Franz Kafka dan Gregor Samsa pun lalu berpikir keras.
“Bagaimana kalau kau berkirim surat kepada Max Brod, kawan karibmu itu, agar dia membebaskan kita dari situasi yang konyol ini?”
“Menulis surat? Jangan ngawur! Aku tak bisa menulis surat lagi.”
Gregor Samsa geli mendengarkan jawaban Kafka. Dia membatin mengapa dia masih menggunakan otak manusia pada saat telah menjadi kecoa. Tetapi dia tidak ingin berada dalam labirin kebingungan. Karena itu dia mengajak Kafka berpikir lebih keras.

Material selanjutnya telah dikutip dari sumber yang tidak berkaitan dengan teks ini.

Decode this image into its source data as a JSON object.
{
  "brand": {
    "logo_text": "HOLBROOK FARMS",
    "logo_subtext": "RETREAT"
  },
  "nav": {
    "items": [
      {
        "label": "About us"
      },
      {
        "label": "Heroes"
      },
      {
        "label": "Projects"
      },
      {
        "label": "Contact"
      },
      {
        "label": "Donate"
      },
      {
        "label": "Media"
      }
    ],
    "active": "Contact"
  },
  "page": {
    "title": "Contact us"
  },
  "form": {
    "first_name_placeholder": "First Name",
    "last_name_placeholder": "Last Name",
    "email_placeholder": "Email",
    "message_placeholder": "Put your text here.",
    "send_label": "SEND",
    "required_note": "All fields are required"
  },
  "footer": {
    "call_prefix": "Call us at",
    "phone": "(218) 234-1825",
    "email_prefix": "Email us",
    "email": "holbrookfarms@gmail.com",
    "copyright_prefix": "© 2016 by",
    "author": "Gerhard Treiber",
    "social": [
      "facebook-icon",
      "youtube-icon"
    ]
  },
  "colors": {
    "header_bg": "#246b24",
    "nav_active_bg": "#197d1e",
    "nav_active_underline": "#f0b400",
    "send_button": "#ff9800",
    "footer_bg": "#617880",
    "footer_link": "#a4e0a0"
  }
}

“Sebenarnya gampang melepaskan diri dari situasi konyol ini,” kata Gregor, “Kita tak akan merasa dalam situasi konyol kalau kita anggap apa pun yang terjadi saat ini hanyalah peristiwa yang normal-normal saja.”
“Maksudmu?”
“Kau akan tahu maksudku kalau kau bisa menjawab beberapa pertanyaanku. Pertama, apakah kau menganggap kamar yang sekarang kita tempati ini sebagai surga? Jika ya, berarti kita tidak perlu membebaskan diri dari ruang sempit ini. Kita terima saja nasib yang mengubah kita menjadi sapi dan kecoa. Kedua, apakah masih penting bagimu mewartakan kepada dunia bahwa Kafka masih hidup, bebas dari tuberkulosis, dan masih akan menulis cerita-cerita remeh temeh tentang pengusiran orang-orang Yahudi? Jika tidak, kita tidak perlu memohon kepada apa pun atau siapa pun untuk mengubah seekor sapi dan seekor kecoa berubah jadi manusia. Ketiga, apakah kau masih ingin mengatakan kepada dunia betapa Kafka sesungguhnya bisa menjadi anjing perang? Jika tidak, kita berdiam saja di kamar. Bermeditasi sampai tua. Sampai siapa pun tak peduli pada keberadaan kita.”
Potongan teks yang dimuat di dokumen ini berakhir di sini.